Na casa, que ainda cheira a tinta fresca, pretende-se ensinar o que na escola não se aprende: a procurar trabalho, a fazer um currículo, a utilizar a linguagem mais apropriada para a uma entrevista ou até a trabalhar em grupo. Para que tudo isto funcione, e da teoria se passe à ação, não pode faltar uma rede de empregadores disponível para abraçar esta causa, como a SEA – Agência de Empreendedores Sociais,  a Renovar a Mouraria, o GAT (Grupo de Ativistas em Tratamento) e a Obra Social das Irmãs Oblatas.
“O mais importante é acreditar nas pessoas”, resume Manuel Grilo, o vereador da Câmara Municipal de Lisboa responsável pelo pelouro dos Direitos Sociais e Educação, em visita às instalações desta nova parceira da autarquia com um financiamento assegurado de 150 mil euros.

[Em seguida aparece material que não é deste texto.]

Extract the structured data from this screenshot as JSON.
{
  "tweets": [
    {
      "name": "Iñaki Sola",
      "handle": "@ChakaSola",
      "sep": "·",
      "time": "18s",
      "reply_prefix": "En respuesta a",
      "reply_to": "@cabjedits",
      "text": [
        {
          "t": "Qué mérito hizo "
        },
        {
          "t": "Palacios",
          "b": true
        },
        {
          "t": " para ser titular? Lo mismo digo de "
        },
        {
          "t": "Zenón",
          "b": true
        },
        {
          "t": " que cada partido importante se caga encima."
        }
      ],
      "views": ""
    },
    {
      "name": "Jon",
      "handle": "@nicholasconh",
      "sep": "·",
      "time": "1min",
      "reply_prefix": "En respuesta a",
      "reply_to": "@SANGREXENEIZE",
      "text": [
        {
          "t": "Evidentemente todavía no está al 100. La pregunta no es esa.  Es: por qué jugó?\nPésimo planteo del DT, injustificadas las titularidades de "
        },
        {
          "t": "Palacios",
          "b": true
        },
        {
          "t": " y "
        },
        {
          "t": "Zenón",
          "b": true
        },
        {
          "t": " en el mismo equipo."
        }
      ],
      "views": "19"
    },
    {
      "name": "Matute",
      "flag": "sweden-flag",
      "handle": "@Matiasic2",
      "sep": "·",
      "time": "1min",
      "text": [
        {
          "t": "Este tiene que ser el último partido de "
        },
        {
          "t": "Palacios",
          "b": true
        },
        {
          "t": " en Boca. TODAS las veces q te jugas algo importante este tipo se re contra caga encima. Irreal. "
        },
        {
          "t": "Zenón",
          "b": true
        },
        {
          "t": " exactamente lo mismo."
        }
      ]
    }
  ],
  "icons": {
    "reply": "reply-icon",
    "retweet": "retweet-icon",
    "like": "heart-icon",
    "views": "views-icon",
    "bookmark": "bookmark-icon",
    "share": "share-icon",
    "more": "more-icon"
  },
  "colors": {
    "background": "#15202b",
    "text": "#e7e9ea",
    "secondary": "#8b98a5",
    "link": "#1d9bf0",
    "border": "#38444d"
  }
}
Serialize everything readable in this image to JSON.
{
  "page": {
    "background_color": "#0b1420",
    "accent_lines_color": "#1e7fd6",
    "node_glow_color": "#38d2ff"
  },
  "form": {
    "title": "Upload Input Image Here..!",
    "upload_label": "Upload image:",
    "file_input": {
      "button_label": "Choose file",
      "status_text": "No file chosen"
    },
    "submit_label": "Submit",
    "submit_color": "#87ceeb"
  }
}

A mensagem que a CML quer passar é clara: “dar respostas mais inovadoras a problemas complexos”. “As políticas públicas para combater as desigualdades têm de ir mais longe”, reconheceu ainda Manuel Grilo. As perguntas certas têm de ser feitas para se obterem respostas concretas. Como as propostas que vai disponibilizar a “Porta Aberta” – que apesar do nome, por enquanto vai funcionar só por marcação, “até termos um staff autónomo”, salienta Américo Nave. Nessa altura, quem assim o pretender, é ali entrar e encontrar um caminho alternativo.
Um novo projeto de vida que pode ser feito através da integração direta no mercado de trabalho, uma solução para pessoas que podem estar numa situação temporária de sem-abrigo, mas que ainda “mantêm competências profissionais e sociais para passarem imediatamente para o mercado de trabalho”, referiu Manuel Grilo. Outra opção é a dos estágios de integração profissional, para pessoas com autonomia e competências próximas das exigências atuais do mercado de trabalho. Já a colocação em mercado de trabalho em funções desenhadas à medida é outra das respostas previstas e destina-se “a quem tem níveis de autoestima reduzidos e não se enquadra no funcionamento atual do mercado de trabalho, mas não perdeu a efetiva capacidade de trabalho”. Por último, existirá a criação do autoemprego, uma opção que, segundo Manuel Grilo, tem funcionado bem com a população migrante e refugiada, e que pode ser comprovado com a abertura de restaurantes sírios e de outras nacionalidades.

Atento às palavras do vereador está João Santa Maria. Nunca gostou da escola mas, em 2005, chegou a ter uma empresa de construção com mais de 30 empregados. A responsabilidade esmagou-o e empurrou-o de volta para o vício das drogas. “Já estava sem consumir há mais de cinco anos. Devido à crise económica que se fez sentir no setor, e a alguma falta de apoio, tive uma recaída”, conta, sem guardar rancor ao passado. Sem trabalho, a sua vida tornou-se um caos. “Dei um trambolhão”. Mas levantou-se. Hoje é coordenador no GAT (Grupo de Ativistas em Tratamento), na Mouraria, e presta apoio a quem precisa na área da saúde. Mas a sua especialidade é ouvir as histórias de vida. E por dia, passam pelo GAT entre 60 a 80 pessoas. “Não estou ali para julgar ninguém. Também cometi muitos erros”, diz. Fé nas pessoas não perdeu. Nem nas instituições que dão a mão a quem nada tem. E sabe que um trabalho, por mais insignificante que seja, pode significar uma mudança na vida das pessoas mais vulneráveis. “Pode tirá-las da rua e torná-las contribuintes. Sem esta ajuda, nunca conseguiriam ter oportunidades normais”, conclui.